I don’t know whether he sensed my entrapment in what would prove to be an impossible task, but it was about this time that he would wake me up before dawn on Saturday mornings and have me accompany him to the golf course to be in the company of men. There was always a terrible moment when we would come home. Mother would begin to go after him with her frustrations as we would walk in the front door from these outings. Without exception, I felt very guilty and at the same time very indebted to my dad. I needed the time with him, but somehow I just couldn’t square it with the commitment to make mother happy.

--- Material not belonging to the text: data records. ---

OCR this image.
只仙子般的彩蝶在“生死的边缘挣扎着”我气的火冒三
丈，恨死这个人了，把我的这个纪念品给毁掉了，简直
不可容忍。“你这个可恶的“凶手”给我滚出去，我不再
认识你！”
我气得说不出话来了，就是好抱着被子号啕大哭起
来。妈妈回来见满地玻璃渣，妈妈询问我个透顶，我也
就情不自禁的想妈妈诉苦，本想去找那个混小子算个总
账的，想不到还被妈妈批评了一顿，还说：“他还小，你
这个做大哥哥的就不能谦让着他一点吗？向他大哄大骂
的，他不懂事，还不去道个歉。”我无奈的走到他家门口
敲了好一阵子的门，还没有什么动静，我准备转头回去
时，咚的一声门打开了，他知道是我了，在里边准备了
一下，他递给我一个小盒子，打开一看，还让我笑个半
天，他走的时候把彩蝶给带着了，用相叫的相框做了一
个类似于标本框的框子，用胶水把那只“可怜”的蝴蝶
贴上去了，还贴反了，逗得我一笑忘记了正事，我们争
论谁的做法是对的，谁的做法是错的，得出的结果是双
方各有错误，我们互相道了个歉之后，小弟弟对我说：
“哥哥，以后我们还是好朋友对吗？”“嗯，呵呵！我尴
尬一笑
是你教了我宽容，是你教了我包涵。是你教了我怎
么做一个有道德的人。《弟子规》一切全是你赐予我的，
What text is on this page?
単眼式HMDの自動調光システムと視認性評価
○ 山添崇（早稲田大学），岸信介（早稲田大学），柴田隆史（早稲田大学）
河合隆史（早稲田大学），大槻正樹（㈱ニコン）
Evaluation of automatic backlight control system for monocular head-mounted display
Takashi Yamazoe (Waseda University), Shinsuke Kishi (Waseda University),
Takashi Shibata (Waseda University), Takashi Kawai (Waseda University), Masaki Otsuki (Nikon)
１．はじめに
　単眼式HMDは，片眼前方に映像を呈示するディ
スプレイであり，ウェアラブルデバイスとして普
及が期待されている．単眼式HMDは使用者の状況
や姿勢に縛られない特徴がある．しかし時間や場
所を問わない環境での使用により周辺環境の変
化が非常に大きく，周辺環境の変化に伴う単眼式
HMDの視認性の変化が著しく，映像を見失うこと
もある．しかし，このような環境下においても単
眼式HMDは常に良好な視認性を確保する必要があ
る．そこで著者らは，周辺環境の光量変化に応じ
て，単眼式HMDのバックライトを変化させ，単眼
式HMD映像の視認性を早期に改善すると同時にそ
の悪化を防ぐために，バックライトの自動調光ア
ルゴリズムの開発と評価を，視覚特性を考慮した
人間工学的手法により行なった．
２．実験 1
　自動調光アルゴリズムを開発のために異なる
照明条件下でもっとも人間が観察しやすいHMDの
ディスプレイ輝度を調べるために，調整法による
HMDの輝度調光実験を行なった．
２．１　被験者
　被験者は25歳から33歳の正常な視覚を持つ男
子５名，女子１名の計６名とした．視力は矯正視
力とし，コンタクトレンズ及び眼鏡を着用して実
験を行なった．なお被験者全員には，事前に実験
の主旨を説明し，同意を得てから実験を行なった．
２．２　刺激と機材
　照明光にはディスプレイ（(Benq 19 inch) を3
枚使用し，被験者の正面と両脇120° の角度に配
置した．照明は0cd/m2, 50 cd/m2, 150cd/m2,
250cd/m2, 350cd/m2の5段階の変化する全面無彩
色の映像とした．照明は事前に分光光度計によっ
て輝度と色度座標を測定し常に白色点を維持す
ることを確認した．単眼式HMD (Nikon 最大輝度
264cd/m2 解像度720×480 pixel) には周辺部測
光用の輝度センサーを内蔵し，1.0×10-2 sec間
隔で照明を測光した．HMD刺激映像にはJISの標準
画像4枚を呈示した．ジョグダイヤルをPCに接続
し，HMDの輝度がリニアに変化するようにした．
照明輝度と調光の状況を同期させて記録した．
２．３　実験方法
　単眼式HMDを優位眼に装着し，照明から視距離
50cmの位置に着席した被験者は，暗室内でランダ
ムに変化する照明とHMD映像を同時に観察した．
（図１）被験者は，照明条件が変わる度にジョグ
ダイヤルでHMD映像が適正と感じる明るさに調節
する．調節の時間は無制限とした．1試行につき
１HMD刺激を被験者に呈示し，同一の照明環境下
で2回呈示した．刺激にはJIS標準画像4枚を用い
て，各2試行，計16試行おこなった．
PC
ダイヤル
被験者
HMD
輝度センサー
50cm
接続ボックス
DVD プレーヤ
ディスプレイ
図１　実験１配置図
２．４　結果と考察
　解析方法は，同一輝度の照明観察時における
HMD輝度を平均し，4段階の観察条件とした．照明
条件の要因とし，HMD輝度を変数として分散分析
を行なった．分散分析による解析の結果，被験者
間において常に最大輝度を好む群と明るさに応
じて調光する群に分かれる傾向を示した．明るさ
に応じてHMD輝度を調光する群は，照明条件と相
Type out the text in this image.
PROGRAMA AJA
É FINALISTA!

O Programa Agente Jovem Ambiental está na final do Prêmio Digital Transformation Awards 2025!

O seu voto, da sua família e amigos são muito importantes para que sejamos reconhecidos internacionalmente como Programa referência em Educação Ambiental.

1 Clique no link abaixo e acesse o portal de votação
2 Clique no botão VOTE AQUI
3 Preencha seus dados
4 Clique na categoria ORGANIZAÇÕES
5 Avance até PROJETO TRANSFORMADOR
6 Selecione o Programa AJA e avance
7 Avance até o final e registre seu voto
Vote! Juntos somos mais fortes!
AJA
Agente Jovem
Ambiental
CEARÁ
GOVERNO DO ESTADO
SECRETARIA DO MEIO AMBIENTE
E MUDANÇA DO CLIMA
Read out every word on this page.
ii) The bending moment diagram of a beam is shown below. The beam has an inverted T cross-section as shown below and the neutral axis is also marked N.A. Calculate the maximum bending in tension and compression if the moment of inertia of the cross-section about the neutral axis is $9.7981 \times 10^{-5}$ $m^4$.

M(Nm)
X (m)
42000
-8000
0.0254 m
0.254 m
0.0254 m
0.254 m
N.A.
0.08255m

In my adult life I have come to realize that the dilemma of needing to become a hero and, at the same time, being present and available to the important people in my life is a dilemma that is shared by many men in my generation. It turns out that the hero who came back from World War II was also wounded and there has not been any room for his woundedness to be part of the world we inhabit. As the son of the wounded hero, I am part of a generation of sons of wounded heroes—all of whom grapple in some way, shape or form with that woundedness. In the challenge of intimacy—that is to be emotionally available in a relationship—that woundedness becomes exposed. When women cry out for more intimacy or closeness, are they truly prepared to find the wounded hero that resides inside the men who they approach or are they looking for their image of all the things that were missing from their mothers lives—all the things imagined to reside in the absent father.